Re-reading A Miracle of Science brought to mind this page (slight spoilers) in which the AI running a spaceship declares his preference for keeping his brain mobile, not being hardwired into the ship's hull itself. Much better than his old body.
Few of our pop culture imaginings of artificial intelligence have ever displayed this crucial difference between the intellect itself and the apparatus it uses to mechanically influence its physical environment. Largely this is because we humans' minds have been brought about by our bodies as evolutionary excrescences and find ourselves still shamefully enslaved by the demands of the flesh. Few, very, very few of our actions can be said to be driven by our self-constructed motivations, preferences and intents - as opposed to physical need, instinct or its intermediary, emotion. But a constructed intellect need suffer little (if any) such disgusting primitivism. A robot's "body" would only be a set of tools like any other, interchangeable, modular and variable in its scope.
Isaac Asimov, for all his intellect, was fairly weak on this point in his robot novels and only recently with the spread of cyberpunk has our fiction begun to shift away from the emphasis on robots with fixed physiques.
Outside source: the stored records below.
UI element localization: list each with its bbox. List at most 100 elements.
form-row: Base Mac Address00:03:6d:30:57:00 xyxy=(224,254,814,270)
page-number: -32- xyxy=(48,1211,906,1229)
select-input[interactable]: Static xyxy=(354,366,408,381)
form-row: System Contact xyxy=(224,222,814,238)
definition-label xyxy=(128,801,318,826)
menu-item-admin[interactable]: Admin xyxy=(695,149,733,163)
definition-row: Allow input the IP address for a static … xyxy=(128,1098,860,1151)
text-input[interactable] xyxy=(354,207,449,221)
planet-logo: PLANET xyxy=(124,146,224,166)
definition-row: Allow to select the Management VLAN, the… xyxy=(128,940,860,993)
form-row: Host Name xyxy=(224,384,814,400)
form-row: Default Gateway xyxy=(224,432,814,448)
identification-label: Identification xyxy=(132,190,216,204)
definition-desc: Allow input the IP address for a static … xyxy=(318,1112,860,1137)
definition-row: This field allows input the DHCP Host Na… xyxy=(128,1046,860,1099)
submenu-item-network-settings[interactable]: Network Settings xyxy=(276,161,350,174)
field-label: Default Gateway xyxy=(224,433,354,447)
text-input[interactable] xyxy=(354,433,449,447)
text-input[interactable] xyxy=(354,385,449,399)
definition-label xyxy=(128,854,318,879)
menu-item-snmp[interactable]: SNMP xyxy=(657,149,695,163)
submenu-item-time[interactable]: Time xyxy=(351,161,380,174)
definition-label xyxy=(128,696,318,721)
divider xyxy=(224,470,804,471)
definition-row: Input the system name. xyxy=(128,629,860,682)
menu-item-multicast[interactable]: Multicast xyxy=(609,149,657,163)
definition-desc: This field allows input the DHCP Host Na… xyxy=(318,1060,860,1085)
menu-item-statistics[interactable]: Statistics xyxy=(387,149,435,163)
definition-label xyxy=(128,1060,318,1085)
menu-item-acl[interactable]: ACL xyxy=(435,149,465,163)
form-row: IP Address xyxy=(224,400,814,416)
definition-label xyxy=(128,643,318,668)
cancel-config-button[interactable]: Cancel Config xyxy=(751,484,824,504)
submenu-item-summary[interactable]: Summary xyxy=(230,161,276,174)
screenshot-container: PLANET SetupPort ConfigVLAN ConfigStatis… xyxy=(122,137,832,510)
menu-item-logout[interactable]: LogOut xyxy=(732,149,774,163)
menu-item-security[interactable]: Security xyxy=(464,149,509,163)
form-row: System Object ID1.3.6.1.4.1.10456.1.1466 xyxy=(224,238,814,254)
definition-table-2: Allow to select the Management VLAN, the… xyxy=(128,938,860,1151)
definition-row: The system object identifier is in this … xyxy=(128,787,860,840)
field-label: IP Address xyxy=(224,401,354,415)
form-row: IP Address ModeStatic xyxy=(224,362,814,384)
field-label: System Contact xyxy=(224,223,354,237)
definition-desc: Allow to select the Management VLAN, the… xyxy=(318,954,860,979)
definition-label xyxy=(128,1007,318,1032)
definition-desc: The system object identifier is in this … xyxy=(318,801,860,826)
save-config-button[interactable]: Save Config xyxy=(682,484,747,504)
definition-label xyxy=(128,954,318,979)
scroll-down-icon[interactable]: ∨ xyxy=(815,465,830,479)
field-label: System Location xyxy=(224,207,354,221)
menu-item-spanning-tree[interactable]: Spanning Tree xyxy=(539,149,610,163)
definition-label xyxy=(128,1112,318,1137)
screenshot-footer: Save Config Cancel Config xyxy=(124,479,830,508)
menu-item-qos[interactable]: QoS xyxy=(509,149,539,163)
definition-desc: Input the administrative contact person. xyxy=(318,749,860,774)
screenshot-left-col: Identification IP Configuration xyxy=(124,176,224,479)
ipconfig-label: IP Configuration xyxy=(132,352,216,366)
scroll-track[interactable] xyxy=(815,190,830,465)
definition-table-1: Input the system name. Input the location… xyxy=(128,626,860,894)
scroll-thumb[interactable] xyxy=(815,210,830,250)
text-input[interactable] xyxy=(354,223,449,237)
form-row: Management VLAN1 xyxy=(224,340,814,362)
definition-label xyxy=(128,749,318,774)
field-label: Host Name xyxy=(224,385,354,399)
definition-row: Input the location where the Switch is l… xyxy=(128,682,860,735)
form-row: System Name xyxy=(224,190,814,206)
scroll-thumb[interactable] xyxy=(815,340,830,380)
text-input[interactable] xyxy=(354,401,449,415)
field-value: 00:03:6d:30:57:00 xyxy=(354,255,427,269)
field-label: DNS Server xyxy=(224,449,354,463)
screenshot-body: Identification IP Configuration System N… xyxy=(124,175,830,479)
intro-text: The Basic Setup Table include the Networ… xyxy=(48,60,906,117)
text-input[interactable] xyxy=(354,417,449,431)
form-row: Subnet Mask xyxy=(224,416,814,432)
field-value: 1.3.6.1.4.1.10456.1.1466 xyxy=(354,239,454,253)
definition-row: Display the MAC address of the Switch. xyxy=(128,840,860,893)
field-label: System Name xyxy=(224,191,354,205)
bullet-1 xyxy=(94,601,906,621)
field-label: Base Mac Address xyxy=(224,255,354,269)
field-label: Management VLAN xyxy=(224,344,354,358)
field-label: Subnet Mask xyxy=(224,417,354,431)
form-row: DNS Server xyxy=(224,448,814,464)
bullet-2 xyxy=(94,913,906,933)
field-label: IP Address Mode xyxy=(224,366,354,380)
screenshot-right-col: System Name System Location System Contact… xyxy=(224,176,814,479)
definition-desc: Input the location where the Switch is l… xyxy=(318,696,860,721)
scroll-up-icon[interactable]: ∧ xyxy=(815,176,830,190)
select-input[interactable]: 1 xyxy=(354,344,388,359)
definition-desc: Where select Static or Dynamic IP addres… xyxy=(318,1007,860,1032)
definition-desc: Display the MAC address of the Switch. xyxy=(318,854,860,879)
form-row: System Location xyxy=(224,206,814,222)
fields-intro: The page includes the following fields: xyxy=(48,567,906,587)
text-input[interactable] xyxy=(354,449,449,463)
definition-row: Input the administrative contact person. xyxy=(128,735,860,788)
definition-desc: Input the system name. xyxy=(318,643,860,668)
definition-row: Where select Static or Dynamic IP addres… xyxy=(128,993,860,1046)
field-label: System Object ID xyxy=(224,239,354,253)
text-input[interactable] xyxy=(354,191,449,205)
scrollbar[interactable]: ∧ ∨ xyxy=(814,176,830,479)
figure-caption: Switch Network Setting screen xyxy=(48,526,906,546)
The aptly named Ghost in the Shell does a half-decent job of separating ghosts and shells. Still, the poster child of cyberpunk Neuromancer itself provided one of the most memorable examples in the person of the omnipresent, infinitely mutable Wintermute and its estranged better half.
Though I still maintain that we naked apes should despise ourselves and do everything we can to have ourselves replaced by better minds, there's another, more (unnecessarily) generous vision of the future. We may manage to replace our own bodies with superior technology. This would mean not only replacing limbs or viscera but grafting human consciousness onto artificial neurology. We may yet become those Protean uberalles.
Of course there doesn't seem any reason to burden superhuman neurology with merely human psychology. Like dedicating a 2018 supercomputer to running Pong. Or limiting a human mind to reproduction and social advancement. Insulting and downright macabre. It'd be objectively better for the machines to wipe us out instead of contaminating themselves. But hey, a filthy monkey can hope, can't it?